Actually, in this hypothetical, sci-fi scenario, the baby would attain all the adult characteristics in one week. This includes knowledge, both intellectual and common sense, that most 21-year-olds have. Don't think about how it works; this is a black box process (look in the first post to see what "black box" means). Maybe it's through memory implants, but this is outside the scope of this discussion.
You're right, I'm not a parent. I came up with this to see if parenting would seem as attractive if children didn't have a long growing up period. There would be no experiencing of joy from watching one's children grow up, no ability to watch them develop talents, and at the same time, no time to be in charge of them and be able to tell them what to do. Hence, this scenario. As some of you who've seen a lot of my posts might have guessed, for most of my childhood, it was my dream to go into some sort of accelerated aging machine, and fast-forward my life to age 20 or so, thus bypassing childhood and adolescence in their entirety.
I think the whole concept of "parenting" would cease to exist. There would be giving birth and that would be pretty much it. Since everybody would be instant adults and have no time to form family relationships, there also wouldn't be any concept of "family". There would be people who have similar DNA but that's about it. Instead, I think social relationships would revolve around co-workers. Since a person would be ready to join the work force in a week after birth, the people they worked with would be their primary relationship. Instead of childhood memories, people would have "first job" memories. Instead of people being shaped by the family dynamics they grow up with, they would be shaped by the co-worker dynamics of their first job. Like Callista said, there probably wouldn't be any actual maternal relationship because recovery from childbirth would occupy the woman's time until her "child" was an adult (and probably for some time after, it takes a while to recover) so that week of caretaking would be done by professionals.

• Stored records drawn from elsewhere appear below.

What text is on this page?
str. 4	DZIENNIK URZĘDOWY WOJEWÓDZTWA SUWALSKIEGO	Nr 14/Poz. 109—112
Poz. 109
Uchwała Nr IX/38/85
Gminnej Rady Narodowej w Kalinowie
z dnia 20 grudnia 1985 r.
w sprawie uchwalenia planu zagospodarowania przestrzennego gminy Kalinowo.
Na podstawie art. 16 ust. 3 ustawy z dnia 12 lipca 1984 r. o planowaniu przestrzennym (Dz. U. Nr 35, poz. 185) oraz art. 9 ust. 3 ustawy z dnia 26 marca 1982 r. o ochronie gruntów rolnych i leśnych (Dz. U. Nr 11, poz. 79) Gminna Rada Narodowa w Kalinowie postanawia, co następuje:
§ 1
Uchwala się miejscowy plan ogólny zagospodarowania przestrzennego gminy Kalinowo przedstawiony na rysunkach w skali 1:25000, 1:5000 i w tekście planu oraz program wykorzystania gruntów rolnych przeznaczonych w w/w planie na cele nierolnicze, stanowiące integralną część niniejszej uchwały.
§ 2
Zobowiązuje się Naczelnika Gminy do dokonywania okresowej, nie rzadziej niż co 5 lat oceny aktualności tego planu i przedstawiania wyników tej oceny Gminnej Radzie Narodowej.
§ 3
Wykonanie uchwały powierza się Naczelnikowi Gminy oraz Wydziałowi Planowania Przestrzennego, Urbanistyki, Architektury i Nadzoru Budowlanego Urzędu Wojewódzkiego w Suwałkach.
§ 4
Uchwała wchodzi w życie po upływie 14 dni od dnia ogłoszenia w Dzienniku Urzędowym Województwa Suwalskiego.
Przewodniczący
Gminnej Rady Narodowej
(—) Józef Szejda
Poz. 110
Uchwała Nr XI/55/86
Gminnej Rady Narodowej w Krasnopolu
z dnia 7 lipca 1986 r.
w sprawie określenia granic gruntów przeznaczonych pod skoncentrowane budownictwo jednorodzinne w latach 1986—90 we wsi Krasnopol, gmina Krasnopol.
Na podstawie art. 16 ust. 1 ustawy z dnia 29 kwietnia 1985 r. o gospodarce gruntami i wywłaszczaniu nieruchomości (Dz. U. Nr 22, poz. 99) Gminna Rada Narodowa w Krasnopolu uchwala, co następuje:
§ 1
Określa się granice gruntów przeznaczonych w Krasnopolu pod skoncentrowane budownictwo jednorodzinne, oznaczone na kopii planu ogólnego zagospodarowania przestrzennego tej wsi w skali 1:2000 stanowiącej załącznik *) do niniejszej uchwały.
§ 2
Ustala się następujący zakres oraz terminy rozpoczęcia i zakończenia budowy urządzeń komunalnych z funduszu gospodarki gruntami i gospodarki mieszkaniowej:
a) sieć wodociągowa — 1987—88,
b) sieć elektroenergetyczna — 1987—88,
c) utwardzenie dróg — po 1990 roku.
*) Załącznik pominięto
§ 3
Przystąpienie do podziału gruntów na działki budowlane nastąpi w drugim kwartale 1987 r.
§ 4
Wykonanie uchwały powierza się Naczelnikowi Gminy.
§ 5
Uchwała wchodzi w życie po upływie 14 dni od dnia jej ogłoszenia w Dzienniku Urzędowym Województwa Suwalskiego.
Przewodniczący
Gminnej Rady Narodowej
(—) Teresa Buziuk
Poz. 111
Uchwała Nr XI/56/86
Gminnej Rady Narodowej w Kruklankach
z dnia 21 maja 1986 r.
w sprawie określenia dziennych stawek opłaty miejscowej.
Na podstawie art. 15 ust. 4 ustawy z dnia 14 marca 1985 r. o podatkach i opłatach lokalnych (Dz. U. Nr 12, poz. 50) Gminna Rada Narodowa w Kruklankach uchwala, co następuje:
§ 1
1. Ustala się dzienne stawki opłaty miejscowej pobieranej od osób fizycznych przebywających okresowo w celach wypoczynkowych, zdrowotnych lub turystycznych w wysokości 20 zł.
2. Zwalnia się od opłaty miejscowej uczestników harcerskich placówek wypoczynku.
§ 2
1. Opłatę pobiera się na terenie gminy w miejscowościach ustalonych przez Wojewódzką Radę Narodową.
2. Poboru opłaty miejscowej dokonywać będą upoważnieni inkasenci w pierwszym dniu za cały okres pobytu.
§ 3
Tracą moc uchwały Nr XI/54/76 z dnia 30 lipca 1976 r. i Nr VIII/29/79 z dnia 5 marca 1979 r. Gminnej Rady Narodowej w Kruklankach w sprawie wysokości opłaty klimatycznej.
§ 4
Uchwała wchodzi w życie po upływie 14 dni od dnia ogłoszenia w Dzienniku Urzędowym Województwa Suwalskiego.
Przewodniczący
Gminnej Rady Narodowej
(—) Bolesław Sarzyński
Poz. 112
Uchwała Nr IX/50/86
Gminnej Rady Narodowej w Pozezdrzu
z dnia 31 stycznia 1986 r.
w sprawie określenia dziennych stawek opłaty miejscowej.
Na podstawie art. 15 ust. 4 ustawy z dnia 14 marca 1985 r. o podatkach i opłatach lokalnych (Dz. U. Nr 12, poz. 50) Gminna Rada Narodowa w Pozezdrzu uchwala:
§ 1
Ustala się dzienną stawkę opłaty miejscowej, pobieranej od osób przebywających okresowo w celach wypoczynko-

Back to what prompted this hypothetical scenario: I think you have a misunderstanding of parental power and control. It isn't something that (most) parents revel in. It's a necessary byproduct of the fact that parents are completely responsible for their children. This responsibility can't be met without exerting at least some control. Parents who fail to do this will find themselves in legal trouble for neglect. For me, exerting power and control is the least enjoyable aspect of parenting. But I have to do it because it's my responsibility to make sure that my daughter easts something other than sugar, goes to school and all the other things in her life that I am required to control. It would be easier for me to not try to control that. But it would be shirking my responsibility and not only would it be immoral to give up that control, Child Protective Services would be knocking on my door in due time. There are parents who go overboard on the control. They micromanage and this micromanaging (the infamous "helicopter parents") may be what you are reacting to. But I suspect even the "helicopter parents" who exert too much control are doing it because they think they are supposed to, not because they enjoy it.